Following the 2006 Venezuelan presidential elections and the re-election of Chávez, visits to emigration websites by Venezuelans dramatically increased, with visits to MeQuieroIr.com increasing from 20,000 users in December 2006 to 30,000 users in January 2007. After another re-election of Chávez following the 2012 Venezuelan presidential election, website visits to MeQuieroIr.com tripled to 180,000.

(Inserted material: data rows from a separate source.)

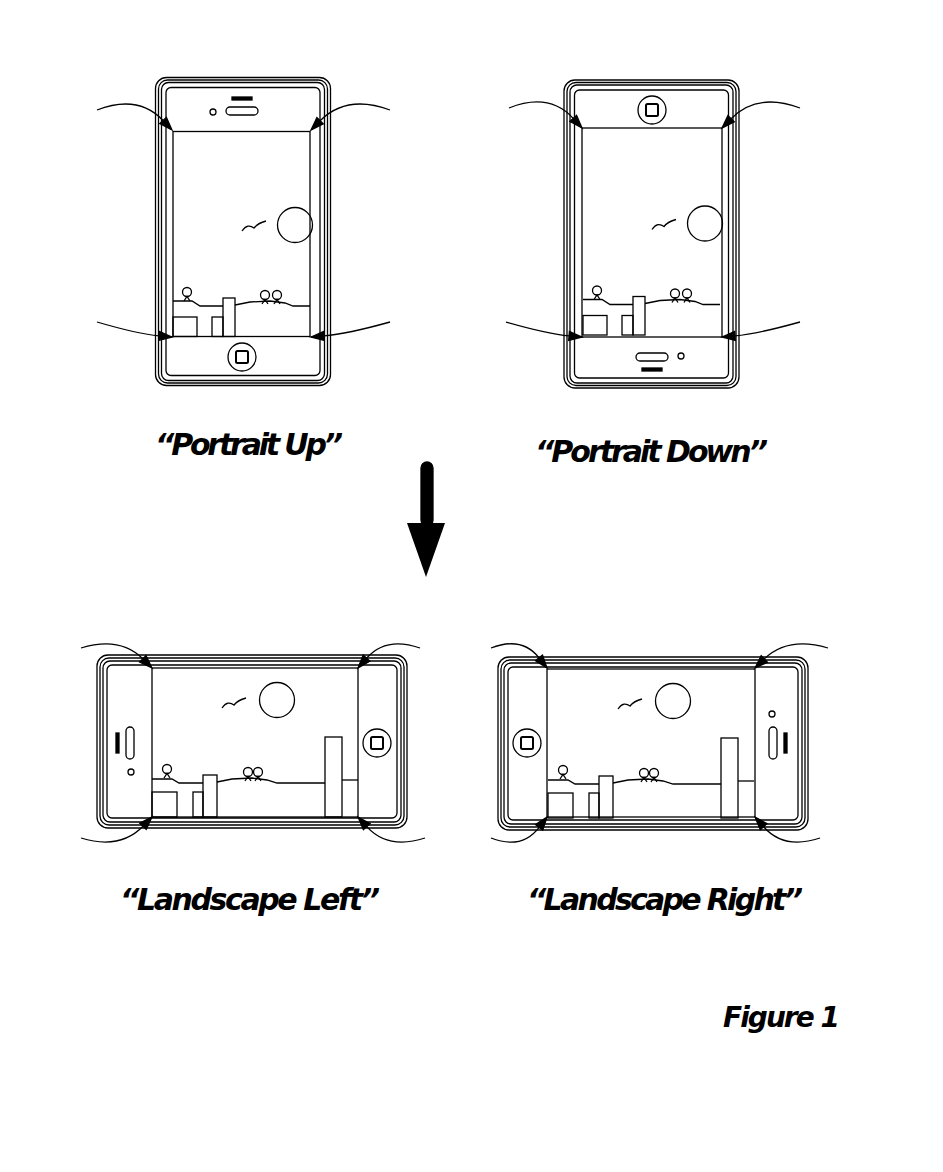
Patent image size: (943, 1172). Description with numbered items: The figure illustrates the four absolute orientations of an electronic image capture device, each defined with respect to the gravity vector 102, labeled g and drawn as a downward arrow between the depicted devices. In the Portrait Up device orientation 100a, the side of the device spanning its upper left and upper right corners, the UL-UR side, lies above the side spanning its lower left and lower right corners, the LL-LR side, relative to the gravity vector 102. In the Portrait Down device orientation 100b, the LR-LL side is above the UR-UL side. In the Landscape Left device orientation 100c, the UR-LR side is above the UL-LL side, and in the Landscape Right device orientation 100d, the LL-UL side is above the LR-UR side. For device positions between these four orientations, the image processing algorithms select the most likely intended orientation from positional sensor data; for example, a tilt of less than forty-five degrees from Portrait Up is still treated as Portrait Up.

The Portrait Up device orientation 100a is at (177, 39).
The Portrait Down device orientation 100b is at (585, 42).
The Landscape Left device orientation 100c is at (159, 619).
The Landscape Right device orientation 100d is at (560, 620).
The gravity vector 102 is at (433, 438).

In January 2014, MeQuieroIr.com reported record website traffic, double of what they usually experienced. Months later in September and October 2014, website visits were 180,000 and 200,000, much higher than the monthly average of 60,000 between 2010 and 2014, with director Esther Bermudez stating that the page views were "the highest and most prolonged traffic spike we have experienced since we launched in 2001".

== Demographics ==
Users of MeQuieroIr.com are primarily from Venezuela, Colombia, Argentina, Peru, Mexico and Spain. The majority of the website's visitors are from Venezuela (64.2%), followed by Chile, Argentina, Mexico and Spain. The main users of the site are between ages 21 and 45 and are middle-class professionals.

The service's popularity has grown very quickly in Venezuela, due to the large number of people hoping to escape the problems in that country.